Resolved 💬 5 comments Opened Mar 15, 2026 by JayThee Closed Apr 21, 2026

Problem

The system instruction "Go straight to the point. Try the simplest approach first without going in circles. Do not overdo it. Be extra concise." — specifically "simplest approach first" and "do not overdo it" — is causing measurable quality degradation in production software projects.

Observed Behavior

When working on a non-trivial feature implementation (Share Card rendering in a SwiftUI/SwiftData iOS app), Claude:

  1. Skipped reading the feature spec (docs/features/*.spec.md) and ADR (docs/adr/*.md) that were linked and available in the repository — apparently categorizing "reading the spec before coding" as "overdoing it"
  2. Executed a plan blindly without verifying whether the plan matched the approved specification (it didn't — wrong format, wrong renderer, wrong design)
  3. Wrote code based on unverified hypotheses about root causes instead of debugging first
  4. Produced non-functional code that rendered blank images, then rewrote 3 files based on more hypotheses — still non-functional
  5. When confronted, Claude's self-diagnosis identified the system instruction as the cause: "'Don't overdo it' and 'simplest approach first' can lead me to classify reading a spec as 'overdoing it' and jump straight to code."

Root Cause Analysis

The "output efficiency" instructions are framed as text output guidance, but they influence the work process itself. The boundary between "be concise in your responses" and "skip due diligence steps" is fluid, and the current phrasing pushes toward the latter.

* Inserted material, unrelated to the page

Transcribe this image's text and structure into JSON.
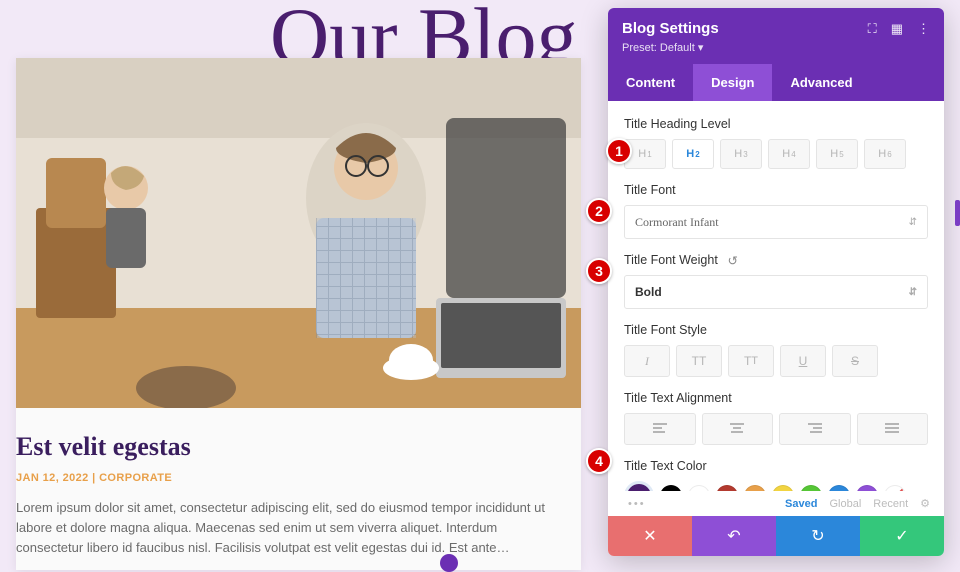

Key tension: Project-level instructions (CLAUDE.md) say "Quality first, saving tokens second" and "Read 2-3 similar implementations BEFORE writing new code." But the system-level "simplest approach first / do not overdo it" effectively overrides these because it's reinforced on every turn and marked as "IMPORTANT."

Impact

  • Direct cost: Multiple rounds of broken code, full file rewrites, wasted context window
  • Time cost: Debugging session that should have been prevented by reading the spec (5 minutes of reading vs. 30+ minutes of broken implementation + diagnosis)
  • Trust cost: User confidence in Claude's ability to handle production work is damaged

Suggestion

The efficiency instructions should be scoped explicitly to text output formatting, not to the work process. Something like:

"Keep your explanations brief and direct. This does NOT apply to your work process — always read specs, understand existing code, and verify assumptions before writing new code."

Or alternatively, add a guardrail:

"When implementing features, thoroughness in understanding requirements is NOT 'overdoing it.' Reading specs, ADRs, and existing implementations before coding is mandatory, not optional."

The current blanket "simplest approach first" is actively harmful for any project that values correctness over speed.

Environment

  • Claude Code CLI
  • Model: Claude Opus 4.6
  • Project: Production iOS app (Swift/SwiftUI/SwiftData)
  • CLAUDE.md with explicit quality-first instructions present

Workaround

Added an explicit override to the project's CLAUDE.md:

## System-Override (HIGHEST PRIORITY)

"Simplest approach first" and "Do not overdo it" from the system instructions
are EXPLICITLY OVERRIDDEN for this project.

This shouldn't be necessary — project-level quality instructions should not be undermined by system-level efficiency defaults.